Die Enttäuschungen der WM 2022 mit dem Vorrunden-Aus und der EM 2024, als im Achtelfinal gegen Frankreich Schluss war, haben demütig gemacht. «Wir befinden uns eher in der Aussenseiterrolle. Und ehrlich gesagt gefällt mir das sogar», sagte Belgiens Trainer Rudi Garcia im Vorfeld der WM.
Was bezogen auf die Titelchancen stimmt, trifft auf das Startspiel jedoch nicht zu: Belgien, die Nummer 9 der Fifa-Weltrangliste, ist am Montagabend gegen Ägypten (Nummer 29) klar favorisiert. So sagt Garcia denn auch: «Wir brauchen uns vor niemandem zu fürchten. Wir müssen in der Lage sein, jeder Mannschaft in die Augen zu schauen und sie zu schlagen.»
Dennoch: Aus der sogenannten «Goldenen Generation», die bei der WM 2018 in Russland Dritter wurde, sind unter anderem Eden Hazard (35), Rekordnationalspieler Jan Vertonghen (39) oder auch Dries Mertens (39) nicht mehr dabei. An ihre Leistungen in den stärksten Jahren kommen ihre Nachfolger bislang noch nicht dauerhaft heran.

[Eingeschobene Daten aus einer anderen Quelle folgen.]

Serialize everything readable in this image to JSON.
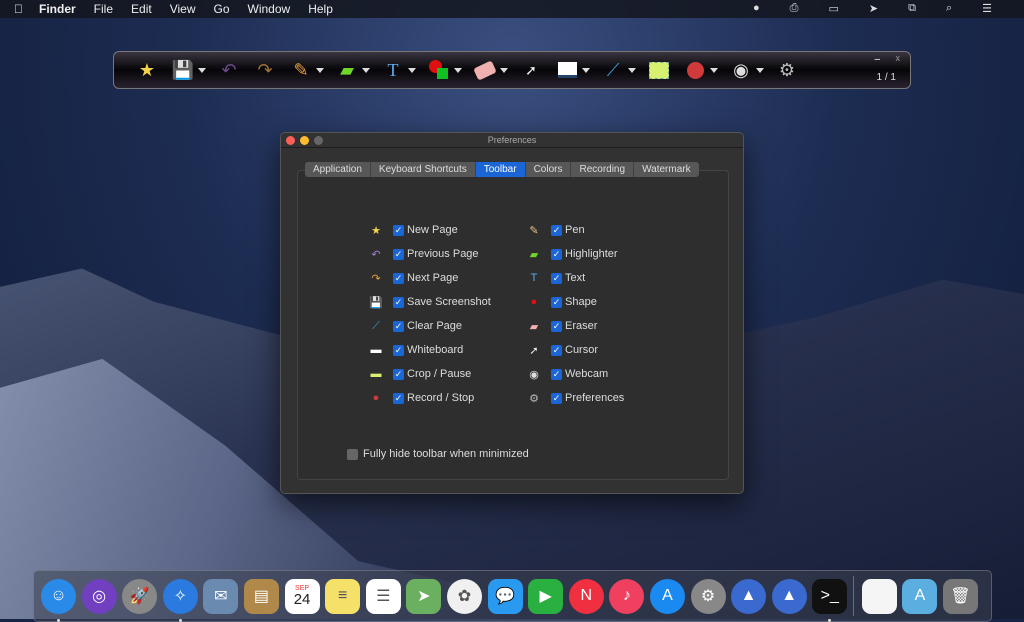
{
  "menubar": {
    "app": "Finder",
    "items": [
      "File",
      "Edit",
      "View",
      "Go",
      "Window",
      "Help"
    ],
    "status_icons": [
      "record-icon",
      "printer-icon",
      "display-icon",
      "cursor-icon",
      "screen-mirror-icon",
      "search-icon",
      "control-center-icon"
    ]
  },
  "toolbar": {
    "page_indicator": "1 / 1",
    "minimize": "–",
    "close": "x",
    "tools": [
      "new-page",
      "save-screenshot",
      "previous-page",
      "next-page",
      "pen",
      "highlighter",
      "text",
      "shape",
      "eraser",
      "cursor",
      "whiteboard",
      "clear-page",
      "crop-pause",
      "record-stop",
      "webcam",
      "preferences"
    ]
  },
  "prefs": {
    "title": "Preferences",
    "tabs": [
      "Application",
      "Keyboard Shortcuts",
      "Toolbar",
      "Colors",
      "Recording",
      "Watermark"
    ],
    "active_tab": "Toolbar",
    "left": [
      {
        "label": "New Page",
        "icon": "new-page-icon",
        "checked": true
      },
      {
        "label": "Previous Page",
        "icon": "previous-page-icon",
        "checked": true
      },
      {
        "label": "Next Page",
        "icon": "next-page-icon",
        "checked": true
      },
      {
        "label": "Save Screenshot",
        "icon": "save-icon",
        "checked": true
      },
      {
        "label": "Clear Page",
        "icon": "clear-page-icon",
        "checked": true
      },
      {
        "label": "Whiteboard",
        "icon": "whiteboard-icon",
        "checked": true
      },
      {
        "label": "Crop / Pause",
        "icon": "crop-icon",
        "checked": true
      },
      {
        "label": "Record / Stop",
        "icon": "record-icon",
        "checked": true
      }
    ],
    "right": [
      {
        "label": "Pen",
        "icon": "pen-icon",
        "checked": true
      },
      {
        "label": "Highlighter",
        "icon": "highlighter-icon",
        "checked": true
      },
      {
        "label": "Text",
        "icon": "text-icon",
        "checked": true
      },
      {
        "label": "Shape",
        "icon": "shape-icon",
        "checked": true
      },
      {
        "label": "Eraser",
        "icon": "eraser-icon",
        "checked": true
      },
      {
        "label": "Cursor",
        "icon": "cursor-icon",
        "checked": true
      },
      {
        "label": "Webcam",
        "icon": "webcam-icon",
        "checked": true
      },
      {
        "label": "Preferences",
        "icon": "gear-icon",
        "checked": true
      }
    ],
    "hide_toolbar": {
      "label": "Fully hide toolbar when minimized",
      "checked": false
    }
  },
  "calendar": {
    "month": "SEP",
    "day": "24"
  },
  "dock": [
    "finder",
    "siri",
    "launchpad",
    "safari",
    "mail",
    "contacts",
    "calendar",
    "notes",
    "reminders",
    "maps",
    "photos",
    "messages",
    "facetime",
    "news",
    "music",
    "app-store",
    "system-preferences",
    "app",
    "app",
    "terminal",
    "|",
    "document",
    "applications-folder",
    "trash"
  ]
}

Was kann Lukaku den Belgiern noch geben?
Wohl auch deshalb will oder kann Garcia auf einige Altstars nicht verzichten. Kevin De Bruyne, den er als «einen der besten Fussballer aller Zeiten» bezeichnete, ist weiterhin eine prägende Figur. Neben dem 34-Jährigen sind auch Romelu Lukaku (33), Torwart Thibaut Courtois (34) und Axel Witsel (37) weiterhin dabei – und das, obwohl vor allem Lukaku seine besten Tage als Fussballer wohl hinter sich hat.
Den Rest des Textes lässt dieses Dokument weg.